Vampire-film alternatives to Twilight (5 of 5): Vamps
Every day, Watch This offers staff recommendations inspired by a new movie coming out that week. This week: Twilight: Breaking Dawn—Part 2 has us thinking of vampire alternatives.
Vamps (2012)
Vampire movies don’t get much more adorable than Vamps, the winning yet curiously unheralded reunion of Clueless writer-director Amy Heckerling and star Alicia Silverstone. Hell, movies don’t get much more adorable than Vamps, which casts Silverstone as an ancient vampire who drinks the blood of rats because she’s too kind-hearted to feed off fellow humans. Silverstone is so sweet that she can’t bring herself to tell her roommate, best friend and fellow vampire Krysten Ritter, that she’s actually more than a century-and-a-half old, since Ritter derives comfort from thinking they’re the same age. Like the humor of the film she so confidently and charmingly carries, Silverstone is defiantly old-fashioned, a charmer from a less mean-spirited and cynical age who looks surprisingly comfortable jitterbugging and wearing fashions from the ’20s and ’30s.

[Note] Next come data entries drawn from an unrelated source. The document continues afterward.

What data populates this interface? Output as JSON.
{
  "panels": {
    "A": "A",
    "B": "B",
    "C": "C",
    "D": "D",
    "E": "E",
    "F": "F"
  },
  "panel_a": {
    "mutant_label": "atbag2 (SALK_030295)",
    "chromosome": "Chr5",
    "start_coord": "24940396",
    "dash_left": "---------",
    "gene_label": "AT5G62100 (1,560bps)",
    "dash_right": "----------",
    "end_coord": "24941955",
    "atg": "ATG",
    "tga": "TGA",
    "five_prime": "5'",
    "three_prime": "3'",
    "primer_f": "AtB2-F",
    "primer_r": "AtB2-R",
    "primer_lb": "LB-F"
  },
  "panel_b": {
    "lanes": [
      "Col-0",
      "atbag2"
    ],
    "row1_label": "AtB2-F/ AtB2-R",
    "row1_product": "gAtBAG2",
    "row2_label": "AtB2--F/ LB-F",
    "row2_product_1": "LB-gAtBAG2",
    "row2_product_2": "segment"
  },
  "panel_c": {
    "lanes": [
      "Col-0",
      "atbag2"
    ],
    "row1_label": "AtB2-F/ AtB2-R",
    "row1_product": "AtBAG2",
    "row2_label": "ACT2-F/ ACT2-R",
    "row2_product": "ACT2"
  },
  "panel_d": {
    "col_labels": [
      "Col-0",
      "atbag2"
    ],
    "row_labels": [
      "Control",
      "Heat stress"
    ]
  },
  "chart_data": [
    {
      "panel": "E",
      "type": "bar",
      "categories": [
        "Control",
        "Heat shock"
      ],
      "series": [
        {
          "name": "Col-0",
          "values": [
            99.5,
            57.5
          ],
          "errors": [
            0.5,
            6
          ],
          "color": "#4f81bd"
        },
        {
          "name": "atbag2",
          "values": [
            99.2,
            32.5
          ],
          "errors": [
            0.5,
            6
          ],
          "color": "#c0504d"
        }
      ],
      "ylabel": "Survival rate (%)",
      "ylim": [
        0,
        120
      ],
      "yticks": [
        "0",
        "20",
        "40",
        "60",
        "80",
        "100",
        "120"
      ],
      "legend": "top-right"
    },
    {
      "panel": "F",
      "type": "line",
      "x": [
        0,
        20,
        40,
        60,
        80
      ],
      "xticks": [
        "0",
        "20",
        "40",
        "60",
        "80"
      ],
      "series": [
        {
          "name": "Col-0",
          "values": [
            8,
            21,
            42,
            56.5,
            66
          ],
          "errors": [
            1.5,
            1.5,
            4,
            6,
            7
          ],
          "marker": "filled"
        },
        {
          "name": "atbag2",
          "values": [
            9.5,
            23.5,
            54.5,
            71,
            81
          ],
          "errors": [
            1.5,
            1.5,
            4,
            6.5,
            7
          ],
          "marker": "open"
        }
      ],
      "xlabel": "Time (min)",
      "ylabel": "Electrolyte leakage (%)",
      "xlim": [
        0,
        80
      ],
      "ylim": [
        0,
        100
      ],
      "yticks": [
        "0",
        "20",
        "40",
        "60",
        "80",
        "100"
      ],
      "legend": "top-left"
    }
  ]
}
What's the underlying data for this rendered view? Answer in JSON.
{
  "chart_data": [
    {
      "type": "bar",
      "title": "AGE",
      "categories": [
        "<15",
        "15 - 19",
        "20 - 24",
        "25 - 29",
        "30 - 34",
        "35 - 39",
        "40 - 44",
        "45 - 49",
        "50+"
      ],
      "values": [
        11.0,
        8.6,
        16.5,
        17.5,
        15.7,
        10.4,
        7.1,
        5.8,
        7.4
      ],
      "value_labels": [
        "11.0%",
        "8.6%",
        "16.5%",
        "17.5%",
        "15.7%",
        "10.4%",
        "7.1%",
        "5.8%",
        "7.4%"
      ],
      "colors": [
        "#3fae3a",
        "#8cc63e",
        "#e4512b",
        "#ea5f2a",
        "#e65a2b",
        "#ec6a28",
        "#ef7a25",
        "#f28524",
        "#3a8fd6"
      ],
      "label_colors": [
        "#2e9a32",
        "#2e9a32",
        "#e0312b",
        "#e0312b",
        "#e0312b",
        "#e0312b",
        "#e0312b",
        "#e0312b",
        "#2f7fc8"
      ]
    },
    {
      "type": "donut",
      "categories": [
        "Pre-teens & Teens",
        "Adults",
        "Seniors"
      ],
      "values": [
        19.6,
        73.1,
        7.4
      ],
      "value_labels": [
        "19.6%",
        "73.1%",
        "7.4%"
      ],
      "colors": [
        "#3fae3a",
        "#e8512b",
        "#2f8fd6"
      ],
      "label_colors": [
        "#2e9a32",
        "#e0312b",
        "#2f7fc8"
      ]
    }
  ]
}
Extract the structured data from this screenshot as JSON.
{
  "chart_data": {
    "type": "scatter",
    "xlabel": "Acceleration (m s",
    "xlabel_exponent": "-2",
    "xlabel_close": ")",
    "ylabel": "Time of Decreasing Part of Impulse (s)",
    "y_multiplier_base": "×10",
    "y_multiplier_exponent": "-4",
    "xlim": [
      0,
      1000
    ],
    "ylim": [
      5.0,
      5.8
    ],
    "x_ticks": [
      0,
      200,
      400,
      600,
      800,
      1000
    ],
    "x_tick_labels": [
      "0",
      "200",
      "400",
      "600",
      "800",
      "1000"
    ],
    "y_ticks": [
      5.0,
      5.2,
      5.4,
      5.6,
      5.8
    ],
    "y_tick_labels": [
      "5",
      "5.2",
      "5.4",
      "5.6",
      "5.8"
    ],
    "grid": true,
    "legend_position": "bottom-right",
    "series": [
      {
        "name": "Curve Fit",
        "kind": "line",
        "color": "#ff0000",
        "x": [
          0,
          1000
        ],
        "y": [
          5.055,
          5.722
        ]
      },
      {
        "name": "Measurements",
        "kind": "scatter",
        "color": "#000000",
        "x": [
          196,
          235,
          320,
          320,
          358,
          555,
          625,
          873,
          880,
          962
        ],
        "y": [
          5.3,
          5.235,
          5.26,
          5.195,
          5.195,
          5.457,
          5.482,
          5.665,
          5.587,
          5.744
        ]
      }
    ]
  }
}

Vamps combines broad Borscht Belt comedy and inspired stunt casting (particularly the terminally milquetoast Wallace Shawn as its vampire-hunting Van Helsing) with a surprisingly poignant take on the painful necessity of aging and mortality. These themes are strongly expressed in Silverstone’s tender relationship with a ’60s radical (Richard Lewis) who kept on aging while Silverstone vanished before the love of her life could figure out why his girlfriend never seems to get any older. There’s an underlying sadness to Lewis and Silverstone’s impossible love that lends a welcome element of melancholy and deep emotion to what is otherwise a clever, sweet, kicky, and funny take on well-worn vampire mythology.
Availability: Vamps is in the midst of a very limited theatrical release (New York and L.A. only), but it’s also available as an On Demand rental and was released on DVD on Tuesday.